Phillips was impressed by Berro's playing, and the two soon became friends, meeting regularly to go to the movies, play tennis or dine together. "We just became good friends, without really meaning to compose or play together, " says Berro now. "It was more friendship than a musical thing, and we both knew it."

Despite this, Phillips soon began to toy with the idea of including Berro on two or three tracks of his forthcoming instrumental LP, the third in a series of yearly albums titled "Private Parts & Pieces".

In early 1981, Phillips and Berro began working on this idea, composing tunes at Berro's London flat on a cassette recorder.
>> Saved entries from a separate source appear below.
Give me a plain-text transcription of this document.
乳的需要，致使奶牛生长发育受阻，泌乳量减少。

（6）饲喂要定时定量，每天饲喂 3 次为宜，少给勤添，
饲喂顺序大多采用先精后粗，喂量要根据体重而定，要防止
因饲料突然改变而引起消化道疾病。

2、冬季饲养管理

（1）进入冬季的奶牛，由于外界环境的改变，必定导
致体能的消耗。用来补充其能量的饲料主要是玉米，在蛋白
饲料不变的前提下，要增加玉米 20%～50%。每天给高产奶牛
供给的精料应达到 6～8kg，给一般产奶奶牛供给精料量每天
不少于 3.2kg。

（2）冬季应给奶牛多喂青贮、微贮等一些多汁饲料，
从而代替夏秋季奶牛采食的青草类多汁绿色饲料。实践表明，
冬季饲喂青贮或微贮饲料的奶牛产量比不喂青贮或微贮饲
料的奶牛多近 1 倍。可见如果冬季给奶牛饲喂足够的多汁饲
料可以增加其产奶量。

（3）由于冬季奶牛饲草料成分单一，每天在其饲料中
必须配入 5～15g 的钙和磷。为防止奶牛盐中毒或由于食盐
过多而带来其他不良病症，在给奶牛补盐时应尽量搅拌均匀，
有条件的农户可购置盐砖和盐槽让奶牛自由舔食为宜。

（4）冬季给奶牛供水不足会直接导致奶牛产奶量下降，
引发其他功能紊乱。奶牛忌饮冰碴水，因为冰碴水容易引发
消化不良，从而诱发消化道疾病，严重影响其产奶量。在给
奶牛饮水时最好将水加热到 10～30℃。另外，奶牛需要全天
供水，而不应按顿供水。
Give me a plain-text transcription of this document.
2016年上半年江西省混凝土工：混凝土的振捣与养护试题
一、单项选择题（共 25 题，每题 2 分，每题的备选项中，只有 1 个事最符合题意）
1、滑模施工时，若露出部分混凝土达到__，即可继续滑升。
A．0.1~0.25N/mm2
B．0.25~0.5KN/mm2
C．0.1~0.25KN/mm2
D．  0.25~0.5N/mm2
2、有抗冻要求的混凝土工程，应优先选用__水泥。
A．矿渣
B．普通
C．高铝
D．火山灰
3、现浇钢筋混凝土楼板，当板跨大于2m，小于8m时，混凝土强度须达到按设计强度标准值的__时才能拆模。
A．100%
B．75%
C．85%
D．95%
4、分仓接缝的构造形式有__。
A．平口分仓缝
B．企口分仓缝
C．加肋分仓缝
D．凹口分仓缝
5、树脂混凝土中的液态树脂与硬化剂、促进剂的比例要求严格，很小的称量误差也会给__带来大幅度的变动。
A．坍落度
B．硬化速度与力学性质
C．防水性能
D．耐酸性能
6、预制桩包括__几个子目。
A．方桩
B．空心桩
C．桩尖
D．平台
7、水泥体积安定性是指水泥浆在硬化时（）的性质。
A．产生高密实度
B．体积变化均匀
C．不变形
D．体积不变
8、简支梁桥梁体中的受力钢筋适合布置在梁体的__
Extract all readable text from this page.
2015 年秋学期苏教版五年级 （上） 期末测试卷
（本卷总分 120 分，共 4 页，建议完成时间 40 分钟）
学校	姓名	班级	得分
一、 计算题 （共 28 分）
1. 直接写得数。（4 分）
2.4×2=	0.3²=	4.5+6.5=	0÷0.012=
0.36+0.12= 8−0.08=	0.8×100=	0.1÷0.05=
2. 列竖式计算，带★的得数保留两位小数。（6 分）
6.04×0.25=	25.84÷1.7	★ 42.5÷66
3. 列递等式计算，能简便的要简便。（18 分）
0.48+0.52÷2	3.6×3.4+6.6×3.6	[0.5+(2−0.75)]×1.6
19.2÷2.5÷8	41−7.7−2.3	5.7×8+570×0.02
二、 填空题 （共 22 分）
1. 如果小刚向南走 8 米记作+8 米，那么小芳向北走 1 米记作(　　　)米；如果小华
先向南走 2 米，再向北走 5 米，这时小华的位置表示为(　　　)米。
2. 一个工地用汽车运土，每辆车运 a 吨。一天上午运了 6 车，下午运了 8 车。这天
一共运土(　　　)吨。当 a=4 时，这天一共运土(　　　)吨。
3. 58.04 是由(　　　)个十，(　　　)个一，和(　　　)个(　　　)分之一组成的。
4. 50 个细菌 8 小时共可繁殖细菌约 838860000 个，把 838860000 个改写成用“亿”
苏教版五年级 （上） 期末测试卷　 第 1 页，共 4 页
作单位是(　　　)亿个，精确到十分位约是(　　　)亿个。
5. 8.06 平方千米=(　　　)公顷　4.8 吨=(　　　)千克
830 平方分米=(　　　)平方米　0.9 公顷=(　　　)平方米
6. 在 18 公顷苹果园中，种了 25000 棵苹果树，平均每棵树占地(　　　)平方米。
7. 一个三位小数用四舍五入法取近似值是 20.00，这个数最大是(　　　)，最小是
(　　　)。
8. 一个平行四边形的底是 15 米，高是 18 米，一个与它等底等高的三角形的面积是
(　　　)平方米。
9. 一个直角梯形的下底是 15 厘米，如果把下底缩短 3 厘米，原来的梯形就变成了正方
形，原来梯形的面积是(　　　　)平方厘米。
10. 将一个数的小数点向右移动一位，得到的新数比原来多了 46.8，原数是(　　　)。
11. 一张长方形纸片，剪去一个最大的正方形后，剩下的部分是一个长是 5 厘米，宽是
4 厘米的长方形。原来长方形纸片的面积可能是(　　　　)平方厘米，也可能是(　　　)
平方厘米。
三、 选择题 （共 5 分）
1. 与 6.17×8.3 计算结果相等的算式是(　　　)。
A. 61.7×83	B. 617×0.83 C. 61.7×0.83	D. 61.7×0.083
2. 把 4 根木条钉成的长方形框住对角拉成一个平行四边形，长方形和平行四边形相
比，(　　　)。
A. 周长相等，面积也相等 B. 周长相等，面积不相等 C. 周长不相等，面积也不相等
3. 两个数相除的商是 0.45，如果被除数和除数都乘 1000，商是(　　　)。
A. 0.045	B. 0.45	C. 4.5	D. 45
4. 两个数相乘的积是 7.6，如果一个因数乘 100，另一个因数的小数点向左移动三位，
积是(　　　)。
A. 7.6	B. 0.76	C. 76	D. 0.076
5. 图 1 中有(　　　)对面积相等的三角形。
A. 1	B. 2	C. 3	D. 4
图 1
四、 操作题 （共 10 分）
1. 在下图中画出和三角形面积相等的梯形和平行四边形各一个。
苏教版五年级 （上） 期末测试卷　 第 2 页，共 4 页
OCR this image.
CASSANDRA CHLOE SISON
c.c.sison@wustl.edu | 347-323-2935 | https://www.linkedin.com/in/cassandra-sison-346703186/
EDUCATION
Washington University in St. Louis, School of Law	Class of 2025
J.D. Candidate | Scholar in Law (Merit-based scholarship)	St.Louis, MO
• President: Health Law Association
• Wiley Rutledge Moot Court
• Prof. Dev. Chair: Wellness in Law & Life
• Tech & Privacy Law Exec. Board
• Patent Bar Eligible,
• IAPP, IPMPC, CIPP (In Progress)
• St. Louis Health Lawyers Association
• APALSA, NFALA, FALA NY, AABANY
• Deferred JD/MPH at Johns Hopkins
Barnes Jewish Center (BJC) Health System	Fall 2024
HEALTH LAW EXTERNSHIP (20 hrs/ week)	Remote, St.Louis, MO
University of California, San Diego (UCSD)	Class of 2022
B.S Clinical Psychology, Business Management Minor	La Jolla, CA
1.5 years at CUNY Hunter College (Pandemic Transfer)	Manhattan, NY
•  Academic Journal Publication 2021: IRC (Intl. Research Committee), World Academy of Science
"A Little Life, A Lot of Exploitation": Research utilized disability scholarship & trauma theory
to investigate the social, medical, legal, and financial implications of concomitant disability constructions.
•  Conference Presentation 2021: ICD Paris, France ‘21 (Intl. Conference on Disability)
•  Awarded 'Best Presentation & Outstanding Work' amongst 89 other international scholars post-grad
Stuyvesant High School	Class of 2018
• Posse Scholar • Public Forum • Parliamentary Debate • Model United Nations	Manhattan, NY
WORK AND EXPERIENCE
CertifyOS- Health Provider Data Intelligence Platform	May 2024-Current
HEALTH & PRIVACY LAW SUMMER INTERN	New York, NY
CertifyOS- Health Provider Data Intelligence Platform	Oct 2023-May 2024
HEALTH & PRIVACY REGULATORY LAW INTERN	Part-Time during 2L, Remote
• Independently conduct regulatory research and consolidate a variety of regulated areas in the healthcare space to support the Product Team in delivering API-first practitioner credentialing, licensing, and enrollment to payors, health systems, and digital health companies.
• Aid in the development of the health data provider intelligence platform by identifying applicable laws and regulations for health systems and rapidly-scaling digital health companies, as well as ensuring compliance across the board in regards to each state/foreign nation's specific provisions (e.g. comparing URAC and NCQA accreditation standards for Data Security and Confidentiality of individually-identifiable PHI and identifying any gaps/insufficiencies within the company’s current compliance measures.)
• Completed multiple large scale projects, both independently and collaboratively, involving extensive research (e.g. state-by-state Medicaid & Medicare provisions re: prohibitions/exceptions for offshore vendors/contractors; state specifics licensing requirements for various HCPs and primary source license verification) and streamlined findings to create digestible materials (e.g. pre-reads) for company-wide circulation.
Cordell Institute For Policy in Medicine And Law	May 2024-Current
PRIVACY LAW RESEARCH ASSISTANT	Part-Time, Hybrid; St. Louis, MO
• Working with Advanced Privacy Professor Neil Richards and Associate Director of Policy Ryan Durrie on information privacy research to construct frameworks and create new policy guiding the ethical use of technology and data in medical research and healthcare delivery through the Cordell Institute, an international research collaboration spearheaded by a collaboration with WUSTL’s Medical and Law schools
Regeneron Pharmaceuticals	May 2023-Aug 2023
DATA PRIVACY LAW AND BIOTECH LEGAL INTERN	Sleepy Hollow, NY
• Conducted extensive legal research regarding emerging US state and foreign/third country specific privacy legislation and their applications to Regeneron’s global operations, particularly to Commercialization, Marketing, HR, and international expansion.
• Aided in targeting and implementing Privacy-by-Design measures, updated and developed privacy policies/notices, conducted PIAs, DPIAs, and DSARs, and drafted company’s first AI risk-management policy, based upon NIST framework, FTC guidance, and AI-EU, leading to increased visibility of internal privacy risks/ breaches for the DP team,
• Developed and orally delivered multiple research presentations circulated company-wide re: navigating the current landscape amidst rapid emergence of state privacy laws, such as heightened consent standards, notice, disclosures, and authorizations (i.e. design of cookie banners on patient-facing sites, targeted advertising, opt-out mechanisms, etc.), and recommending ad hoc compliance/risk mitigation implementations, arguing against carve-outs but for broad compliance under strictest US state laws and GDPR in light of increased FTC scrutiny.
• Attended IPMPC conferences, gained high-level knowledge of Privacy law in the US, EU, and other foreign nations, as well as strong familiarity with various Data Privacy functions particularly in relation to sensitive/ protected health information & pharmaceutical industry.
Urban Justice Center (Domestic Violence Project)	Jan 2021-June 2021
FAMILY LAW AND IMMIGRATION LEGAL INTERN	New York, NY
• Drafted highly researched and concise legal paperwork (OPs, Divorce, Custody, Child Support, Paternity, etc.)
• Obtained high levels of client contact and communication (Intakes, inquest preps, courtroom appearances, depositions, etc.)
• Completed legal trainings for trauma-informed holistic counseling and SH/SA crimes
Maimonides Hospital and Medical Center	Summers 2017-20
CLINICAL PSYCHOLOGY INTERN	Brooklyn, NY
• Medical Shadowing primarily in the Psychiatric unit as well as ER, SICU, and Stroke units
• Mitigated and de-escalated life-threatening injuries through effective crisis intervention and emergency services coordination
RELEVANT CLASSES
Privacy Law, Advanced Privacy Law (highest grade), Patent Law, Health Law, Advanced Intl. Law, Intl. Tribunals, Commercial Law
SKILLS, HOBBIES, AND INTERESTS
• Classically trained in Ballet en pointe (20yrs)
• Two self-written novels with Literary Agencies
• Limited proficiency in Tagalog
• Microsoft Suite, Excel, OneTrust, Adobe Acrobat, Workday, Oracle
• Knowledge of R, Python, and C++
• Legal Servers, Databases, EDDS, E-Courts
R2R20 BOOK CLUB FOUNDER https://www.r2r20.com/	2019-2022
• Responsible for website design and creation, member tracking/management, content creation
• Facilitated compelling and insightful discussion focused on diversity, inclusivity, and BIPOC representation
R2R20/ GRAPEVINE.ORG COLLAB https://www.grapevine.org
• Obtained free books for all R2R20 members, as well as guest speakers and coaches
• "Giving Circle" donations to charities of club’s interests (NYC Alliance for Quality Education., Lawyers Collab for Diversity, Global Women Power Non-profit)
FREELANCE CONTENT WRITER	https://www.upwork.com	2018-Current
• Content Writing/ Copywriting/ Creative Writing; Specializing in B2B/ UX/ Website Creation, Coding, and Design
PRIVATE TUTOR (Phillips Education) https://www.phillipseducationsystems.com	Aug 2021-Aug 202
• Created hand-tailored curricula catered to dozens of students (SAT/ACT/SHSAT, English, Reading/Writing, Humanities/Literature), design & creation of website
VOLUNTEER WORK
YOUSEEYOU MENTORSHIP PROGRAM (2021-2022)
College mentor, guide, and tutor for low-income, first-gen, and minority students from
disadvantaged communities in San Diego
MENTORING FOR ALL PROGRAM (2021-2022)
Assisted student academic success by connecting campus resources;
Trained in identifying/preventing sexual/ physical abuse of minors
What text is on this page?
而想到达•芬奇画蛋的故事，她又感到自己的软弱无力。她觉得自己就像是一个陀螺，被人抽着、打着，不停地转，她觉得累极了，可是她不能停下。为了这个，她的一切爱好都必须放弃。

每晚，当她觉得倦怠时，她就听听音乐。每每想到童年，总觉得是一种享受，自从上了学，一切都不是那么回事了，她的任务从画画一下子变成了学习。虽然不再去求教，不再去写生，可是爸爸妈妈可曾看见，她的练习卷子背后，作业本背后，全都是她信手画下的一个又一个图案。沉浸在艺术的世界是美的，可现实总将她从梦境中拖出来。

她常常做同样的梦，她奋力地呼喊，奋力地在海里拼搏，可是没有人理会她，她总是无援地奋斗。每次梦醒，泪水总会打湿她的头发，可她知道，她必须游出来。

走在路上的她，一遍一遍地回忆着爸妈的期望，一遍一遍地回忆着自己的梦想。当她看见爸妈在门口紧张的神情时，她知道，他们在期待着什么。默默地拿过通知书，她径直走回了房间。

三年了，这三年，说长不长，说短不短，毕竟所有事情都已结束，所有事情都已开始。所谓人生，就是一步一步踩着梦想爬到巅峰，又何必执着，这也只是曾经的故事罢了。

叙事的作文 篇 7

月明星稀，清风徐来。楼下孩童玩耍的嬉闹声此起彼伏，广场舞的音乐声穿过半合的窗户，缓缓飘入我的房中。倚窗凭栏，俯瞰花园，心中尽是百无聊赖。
The two soon found they were musically attuned to each other. "We could each guess ahead what the other was going to do, " says Berro. "We've got enough here for a whole LP," said Phillips.

Working later at Phillips' home studio on an eight-track recorder the guitar duets which make up the LP "Antiques" took their final shape.

Still, when the recording was over, Berro couldn't bring himself to believe it was really going to be edited as an LP, and, later that year, he returned to Buenos Aires. But "Antiques" finally did appear, the following year, which unhappily was the year of the Malvinas. "When they sent me a copy of the LP and I actually saw it I couldn't believe it, " says Berro.

Looking back on the episode, certain things etched themselves very clearly on his mind about Phillips. "His professionalism impressed me. He never takes a rest. He's working on a symphony, TV jingles, musicals, quartets all at the same time. When we finished "Antiques" we went to Rome for a holiday. Instead of touring the town at night, I found myself in the hotel room every evening in long sessions transcribing what we'd recorded to sheet music to be published by Ricordi."

Since his return to Buenos Aires, Berro has given eight classical guitar concerts, once with a full orchestra at the Cervantes theatre and another time at the cabildo. He has also been working as session man on a number of local recordings and is presently rehearsing with Argentine rock idol David Lebon.

"There are plans for touring with Phillips next year, " he says.